Diante dessa realidade, as inovações podem chegar ao país muitas vezes
dez vezes mais caras que o valor correspondente ao país produtor. "Para pensar o desenvolvimento tecnológico, é preciso ter acesso às principais tecnologias, que estão extremamente caras […]. Vou dar um exemplo de um computador infantil feito para
ensinar tecnologia e robótica para crianças, que é produzido para custar US$ 50, que no nosso poder de compra poderia ser R$ 50. Já fazendo a cotação, esse valor sobe mais de cinco vezes [R$ 270], [e ainda] tem as taxas de importação e os impostos, como ICMS, entre outros. Com tudo isso, um equipamento que é feito para ser barato chega ao Brasil a mais de R$ 600", compara, ao acrescentar que
esse custo elevado é um entrave ao desenvolvimento nacional.
Qual é o objetivo do BRICS?
Grupo que atualmente avançou para além dos países da sigla (Brasil, Rússia, Índia, China e África do Sul) e ganhou importantes novos membros neste ano, o BRICS tem sido uma das principais ferramentas de resistência à dominação ocidental no planeta, inclusive no setor tecnológico. E na área de inteligência artificial, o professor da PUC-Rio destaca o papel da China, que pode atuar ainda mais em parceria com as demais nações.

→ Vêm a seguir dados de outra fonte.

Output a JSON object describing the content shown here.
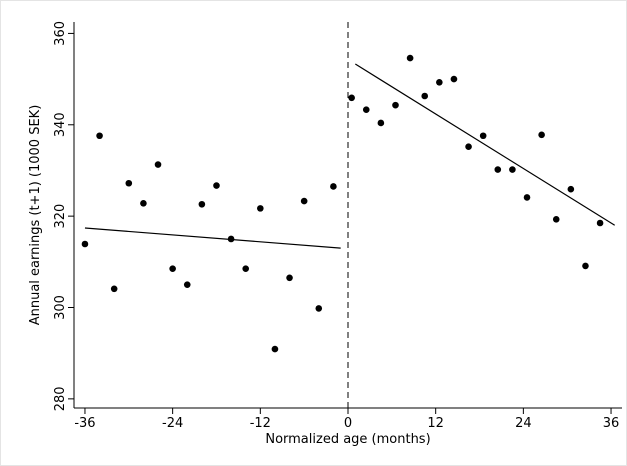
{
  "chart_data": {
    "type": "scatter",
    "xlabel": "Normalized age (months)",
    "ylabel": "Annual earnings (t+1) (1000 SEK)",
    "xlim": [
      -37.5,
      37.5
    ],
    "ylim": [
      278,
      362.5
    ],
    "xticks": [
      -36,
      -24,
      -12,
      0,
      12,
      24,
      36
    ],
    "yticks": [
      280,
      300,
      320,
      340,
      360
    ],
    "vline": 0,
    "series": [
      {
        "kind": "scatter",
        "color": "#000000",
        "x": [
          -36,
          -34,
          -32,
          -30,
          -28,
          -26,
          -24,
          -22,
          -20,
          -18,
          -16,
          -14,
          -12,
          -10,
          -8,
          -6,
          -4,
          -2
        ],
        "values": [
          313.9,
          337.6,
          304.1,
          327.2,
          322.8,
          331.3,
          308.5,
          305.0,
          322.6,
          326.7,
          315.0,
          308.5,
          321.7,
          290.9,
          306.5,
          323.3,
          299.8,
          326.5
        ]
      },
      {
        "kind": "scatter",
        "color": "#000000",
        "x": [
          0.5,
          2.5,
          4.5,
          6.5,
          8.5,
          10.5,
          12.5,
          14.5,
          16.5,
          18.5,
          20.5,
          22.5,
          24.5,
          26.5,
          28.5,
          30.5,
          32.5,
          34.5
        ],
        "values": [
          345.9,
          343.3,
          340.4,
          344.3,
          354.6,
          346.3,
          349.3,
          350.0,
          335.2,
          337.6,
          330.2,
          330.2,
          324.1,
          337.8,
          319.3,
          325.9,
          309.1,
          318.5
        ]
      },
      {
        "kind": "line",
        "color": "#000000",
        "x": [
          -36,
          -1
        ],
        "values": [
          317.4,
          313.0
        ]
      },
      {
        "kind": "line",
        "color": "#000000",
        "x": [
          1,
          36.5
        ],
        "values": [
          353.3,
          318.0
        ]
      }
    ]
  }
}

"O país poderia ser, de fato, uma liderança no ponto de vista da inovação tecnológica dentro do grupo, não para ajudar a trazer ferramentas para combater a dominação ocidental, mas para diminuir a desigualdade através do compartilhamento de conhecimento e apoio. Temos também a Índia, com muita pesquisa, a Rússia e o Brasil, que tem grande potencial, mas o grande problema é, infelizmente, a falta de recursos", pontua.